I have a rare aircheck of Casey at WBNY in Buffalo, NY from 1961. He sounds nothing like the Casey Kasem we came to know, but this recording contains a high energy presentation complete with wildtracks, recorded sounds, and one-liners from Casey. He called it "Casey at the Mike".I recall reading an interview from about 1975 when he was asked, "what is the thing you regret most in your career"? His answer was "arguing with the general manager in Buffalo". That could be WBNY, to wit the aircheck I have. Strangely, Buffalo is missing from a couple of references to his past stations, though he clearly worked there. It is very possible that was trying to get a job at WKBW in Buffalo, across town from WBNY. WBNY was a one-lung daytimer while WKBW was a 50,000-watt behemoth blowtorch that covered the eastern half of the United States at night. I believe the owner of WKBW was Clint Churchill, who also owned KYA. That was right around the time he sold KYA to Bartell, so maybe he thought here in Casey was cheap talent who could be put on KYA while the sale was in transition. Another possibility is that Casey was trying to bury WBNY as dirty laundry in the history of his portfolio of worked stations, and he substituted KYA for it.No matter what, though, Casey Kasem blossomed into one of the finest talents on radio, one who had a knack for at least sounding sincere. He found his calling. He sold well, as he related to a (largely) female audience with his great stories, his dedications, and his from-the-heart sounding presentation. He was in a league by himself.

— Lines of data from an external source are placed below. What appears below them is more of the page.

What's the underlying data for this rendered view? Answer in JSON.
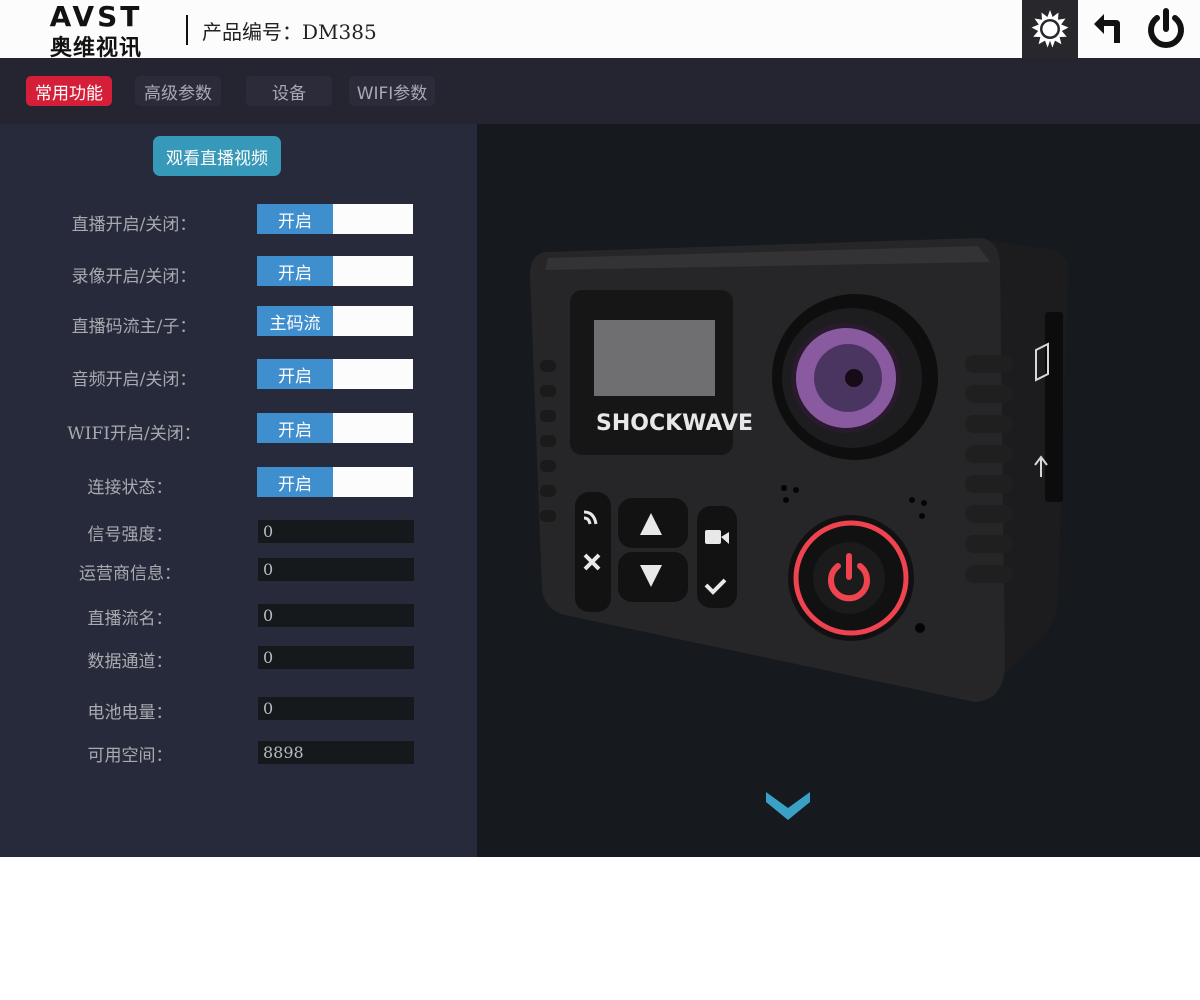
{
  "header": {
    "logo_en": "AVST",
    "logo_cn": "奥维视讯",
    "product_label": "产品编号：",
    "product_code": "DM385",
    "icons": [
      "settings-gear-icon",
      "back-arrow-icon",
      "power-icon"
    ]
  },
  "tabs": [
    {
      "label": "常用功能",
      "active": true
    },
    {
      "label": "高级参数",
      "active": false
    },
    {
      "label": "设备",
      "active": false
    },
    {
      "label": "WIFI参数",
      "active": false
    }
  ],
  "left": {
    "watch_button": "观看直播视频",
    "toggles": [
      {
        "label": "直播开启/关闭：",
        "value": "开启"
      },
      {
        "label": "录像开启/关闭：",
        "value": "开启"
      },
      {
        "label": "直播码流主/子：",
        "value": "主码流"
      },
      {
        "label": "音频开启/关闭：",
        "value": "开启"
      },
      {
        "label": "WIFI开启/关闭：",
        "value": "开启"
      },
      {
        "label": "连接状态：",
        "value": "开启"
      }
    ],
    "fields": [
      {
        "label": "信号强度：",
        "value": "0"
      },
      {
        "label": "运营商信息：",
        "value": "0"
      },
      {
        "label": "直播流名：",
        "value": "0"
      },
      {
        "label": "数据通道：",
        "value": "0"
      },
      {
        "label": "电池电量：",
        "value": "0"
      },
      {
        "label": "可用空间：",
        "value": "8898"
      }
    ]
  },
  "device": {
    "brand_text": "SHOCKWAVE"
  },
  "colors": {
    "accent_red": "#d51f39",
    "toggle_blue": "#3f8ecd",
    "button_teal": "#3699b9",
    "panel_left": "#272a3a",
    "panel_right": "#16191d"
  }
}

I worked at KYA from 1959 to 1963. The station was owned by Bartell until it was sold to Churchill in 1962 (not the other way around). So KYA was owned by Bartell when Kasem very briefly worked there in 1961. --Terry Sullivan
i hope you made a concerted effort not to come out of a goddamn up-tempo record before writing this post... (is Don on the phone???!!!???)Love ya, Miss ya, Casey!Keep your feet on the ground, and Keep reaching for the stars!RIP
And where's those god-damned publicity photos I asked for? And now, and now you have me reading a fucking god-damned dedication about a god-damned dead dog?
Kasem was always beaming such pure energy and enthusiasm!Radio could use more radiance like Casey!
When I started in radio back in the late 80's other than "God Squad" tapes, playing American Top 40 was my break into radio. I still have some of the vinyl somewhere. We all aspired to be like him being heard all over the country and the world. I got a kick out of hearing all of the call letters from all over the US and when ours was announced I kept that disk. He will be missed....
Music has changed so much since the 70's and 80's that pop music (hip-hop--ugh!) doesn't interest me as much. Nevertheless, it was fun growing up with American Top 40 (radio) and America's Top 10 (on TV) and seeing Casey Kasem enthusiastically count down the charts. For the short while that KFRC was back on the air, they would replay old AT 40 shows on Saturdays. AT 10 shows can still be found on YouTube.
Can't blame Casey for his classic rant. Anyone with half a brain knows you do not set up a pet death dedication with an uptempo record. RIP Casey
Echo the post of 3:37 pm.Casey Kasem's enthusiasm came through over the radio. Someone who genuinely enjoyed his work.Can still remember those Sunday count downs during summer breaks in high school.
The dead dog dedication, ladies and gentlemen. RIP! http://youtu.be/6r_GYdYjgSA
I was 16 in May of 1971 when NYC's WPIX-FM became an AT40 affiliate. I was already a "chart geek" and countdown afficionado but Casey made my silly obsession seem serious and legitimate. I was glued to his show every Sunday for the next 17 years. Yes, the 'dead dog" rant is classic and hilarious but the man touched people every week.